Recently my passion in trouser fashion is pants with a low-hanging crotch, quite tightly fitted from the knee down, and ending some way above the ankles. Jodhpurs would be one form of that, I suppose (“originally,” Wikipedia tells us, “jodhpurs were snug-fitting only from just below the knee to the ankle and were flared at the hip”).
Another form is the lower half of a salwar kamiz. There’s a shop in Brick Lane, London - an Islamic bookshop that also sells what I call “sobriety clothes” - where I’ve bought a couple of anomalous trouser units from those.
They’re anomalous because the top half they’re usually sold with has been lost. They’re also very cheap, at £2 or £3.
Cool in summer, and light, they also rip easily, or the drawstring disintegrates, or disappears into its hole, never to re-emerge.

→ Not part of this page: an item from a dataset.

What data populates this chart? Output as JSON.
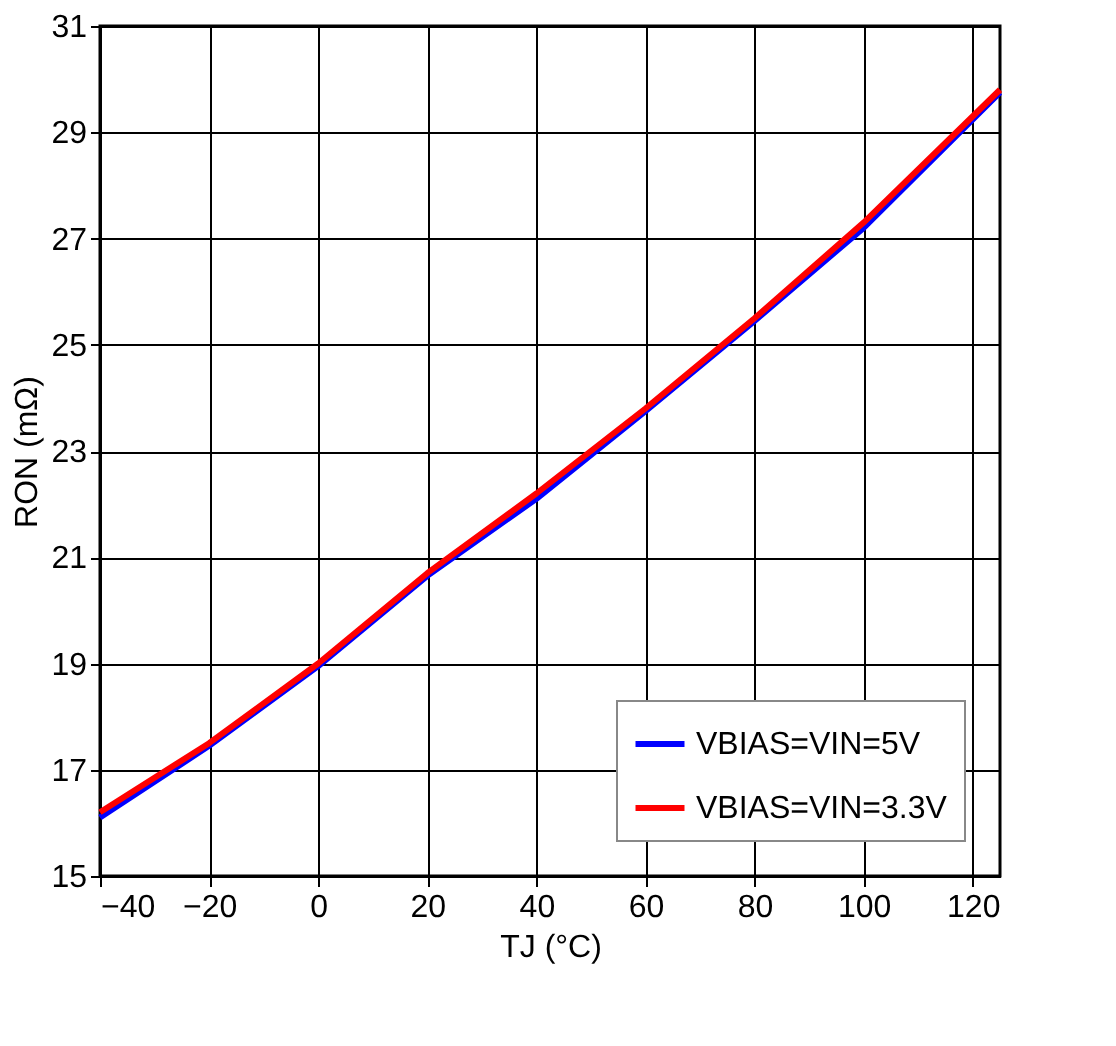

When I saw a similar pair in Muji yesterday I was delighted. But at 18000 yen (about $225 US) these don’t come cheap. Not at all. At that price, they’d better have a philosophy attached. Oh, they do. It’s something to do with being inspired by soft ethnic Asian designs which haven’t much changed over time:
My justification for buying them is as baggy as the pants themselves. One, I saw a similar pair at Tsumori Chisato in Paris, and they were about 400 euros. Two, most of the clothes I buy are secondhand castoffs (“dead poor people’s clothes”) that cost a dollar or two. It’s good to supplement these with something really expensive occasionally, even if it’s — paradoxically but consistently — inspired by the same kind of really cheap clothes I buy in rundown Osaka arcades. Oh, and three, they’re just so me.